Aarrgggh! Ya Tuhan!” teriak wanita bertubuh telanjang itu di dalam sebuah peti
mati kayu yang terbakar. Begitu juga dengan tubuhnya. Teriakannya tidak akan
didengar oleh siapa pun selain Justin dan Jordy. Tentu saja. Ia dibakar dalam
sebuah ruangan kedap suara. Khusus untuk membakar seseorang yang dimana tempat
itu tidak dapat terbakar. Peti mati itu di tempatkan dalam sebuah tank besar
yang berisi dengan minyak tanah lalu terbakar begitu saja di dalam sana. Ia
berteriak-teriak, tak dapat menggeliatkan karena tangannya terikat. Ikatan
talinya juga ikut terbakar saat itu juga. Kulitnya telah terkelupas secara
perlahan-lahan saat api itu terus menyengat tubuhnya.
“Buang
debunya tulang-tulang yang tersisa nanti di laut. Aku tidak ingin melihat
dirinya di kawasan rumahku,” ujar Justin keluar dari ruangan itu dengan hati
yang gembira. Wanita itu telah tiada. Ia telah meninggal ..di tangan seorang
Justin Bieber.
***
“Ya
Tuhan,” Alex terkejut saat ia baru saja mengucek matanya, terbangun dari
tidurnya. Melihat bajunya yang tersingkap ke atas dengan tangan kecil yang
berada di atasnya benar-benar membuatnya bingung apa yang sedang terjadi. Lalu
ia melihat pada Aaron yang tertidur di sebelahnya dengan mulutnya yang mungil
terbuka. Jari jempolnya masih tampak mengkilat akibat emutan dari mulutnya
sendiri. Kaki Aaron yang mungil berada di atas perut Alex, hangat. Pelan-pelan
Alex mengangkat kaki dan tangan Aaron dari tubuhnya. Lalu ia mulai terduduk dan
menurunkan pakaiannya.
“Apa-apaan,”
bisik Alex terkejut dua kali karena Justin yang tertidur di sebelah Aaron
tampak begitu nyenyak. Tangan Justin yang besar berada di atas perut Aaron yang
kecil. Mungkin hanya dengan tangan itu Justin dapat meremukan tubuh Aaron.
Tanpa suara, Alex bangkit dari tempat tidur dan melihat dirinya pada kaca besar
di lemari pakaiannya. Lalu ia menyingkap bajunya kembali ke atas dan melihat
putingnya yang memerah.
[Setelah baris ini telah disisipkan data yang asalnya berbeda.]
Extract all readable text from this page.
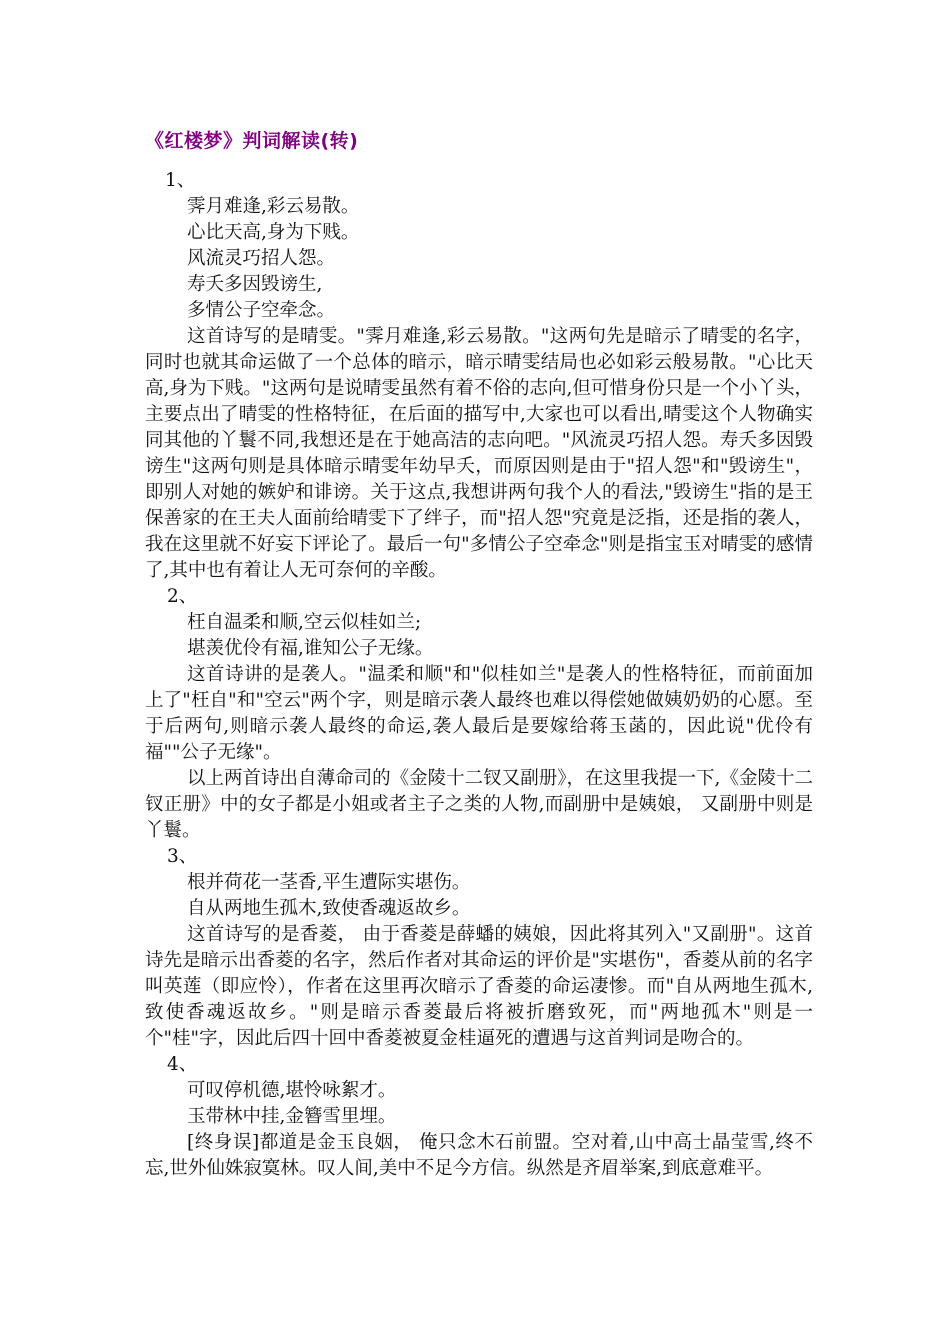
《红楼梦》判词解读(转)
1、
霁月难逢,彩云易散。
心比天高,身为下贱。
风流灵巧招人怨。
寿夭多因毁谤生,
多情公子空牵念。

这首诗写的是晴雯。"霁月难逢,彩云易散。"这两句先是暗示了晴雯的名字，同时也就其命运做了一个总体的暗示，暗示晴雯结局也必如彩云般易散。"心比天高,身为下贱。"这两句是说晴雯虽然有着不俗的志向,但可惜身份只是一个小丫头，主要点出了晴雯的性格特征，在后面的描写中,大家也可以看出,晴雯这个人物确实同其他的丫鬟不同,我想还是在于她高洁的志向吧。"风流灵巧招人怨。寿夭多因毁谤生"这两句则是具体暗示晴雯年幼早夭，而原因则是由于"招人怨"和"毁谤生"，即别人对她的嫉妒和诽谤。关于这点,我想讲两句我个人的看法,"毁谤生"指的是王保善家的在王夫人面前给晴雯下了绊子，而"招人怨"究竟是泛指，还是指的袭人，我在这里就不好妄下评论了。最后一句"多情公子空牵念"则是指宝玉对晴雯的感情了,其中也有着让人无可奈何的辛酸。

2、
枉自温柔和顺,空云似桂如兰;
堪羡优伶有福,谁知公子无缘。

这首诗讲的是袭人。"温柔和顺"和"似桂如兰"是袭人的性格特征，而前面加上了"枉自"和"空云"两个字，则是暗示袭人最终也难以得偿她做姨奶奶的心愿。至于后两句,则暗示袭人最终的命运,袭人最后是要嫁给蒋玉菡的，因此说"优伶有福""公子无缘"。

以上两首诗出自薄命司的《金陵十二钗又副册》，在这里我提一下,《金陵十二钗正册》中的女子都是小姐或者主子之类的人物,而副册中是姨娘， 又副册中则是丫鬟。

3、
根并荷花一茎香,平生遭际实堪伤。
自从两地生孤木,致使香魂返故乡。

这首诗写的是香菱， 由于香菱是薛蟠的姨娘，因此将其列入"又副册"。这首诗先是暗示出香菱的名字，然后作者对其命运的评价是"实堪伤"，香菱从前的名字叫英莲（即应怜），作者在这里再次暗示了香菱的命运凄惨。而"自从两地生孤木,致使香魂返故乡。"则是暗示香菱最后将被折磨致死，而"两地孤木"则是一个"桂"字，因此后四十回中香菱被夏金桂逼死的遭遇与这首判词是吻合的。

4、
可叹停机德,堪怜咏絮才。
玉带林中挂,金簪雪里埋。

[终身误]都道是金玉良姻， 俺只念木石前盟。空对着,山中高士晶莹雪,终不忘,世外仙姝寂寞林。叹人间,美中不足今方信。纵然是齐眉举案,到底意难平。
Ya Tuhan. Apa yang Aaron lakukan? Ia terkejut, melirik
pada dua orang lelaki yang tampan sedang tertidur. Dua lelaki yang membuatnya
tertawa kemarin. Pemandangan terindah yang pernah ia lihat adalah ..ini.
Lalu
tangannya kembali menurunkan pakaiannya ke bawah. Menutup tubuhnya. Menarik nafas
ia berjalan kembali pada tempat tidur dan duduk di tepinya. Pipi Aaron
menyembul, air lirunya menetes-netes di atas tempat tidur Alex. Membuat Alex
terkekeh kecil karena kelucuan anak kecil ini. Umurnya masih tiga tahun, namun
ia terlihat seperti lima tahun. Pintar berbicara. Polos. Dan ..menggemaskan,
tentunya. Tiba-tiba saja tangan Justin terangkat dari perut Aaron dan matanya
langsung terbuka, terkejut tiba-tiba saja ia terbangun.
“Ada
apa?” kaget Justin masih dengan suaranya yang serak. Terlihat ia masih
mengantuk.
“Selamat
pagi, Mr.Bieber,” sapa Alex lembut. Dengan lembut Alex mengelap bibir Aaron
dengan jari telunjuknya. Bibirnya benar-benar basah dan memerah.
“Hey,
Alex. Selamat pagi. Ada apa?”
“Tidak
apa-apa,” balas Alex tampak bingung dengan Justin yang bertanya seperti itu.
“Mengapa kau tampak berkeringat?” Alex bingung. Beberapa menit Justin berpikir
sejenak lalu menarik nafas.
“Aku
baru saja bermimpi menidurimu.” Sahut Justin. Alex mendesah, bosan.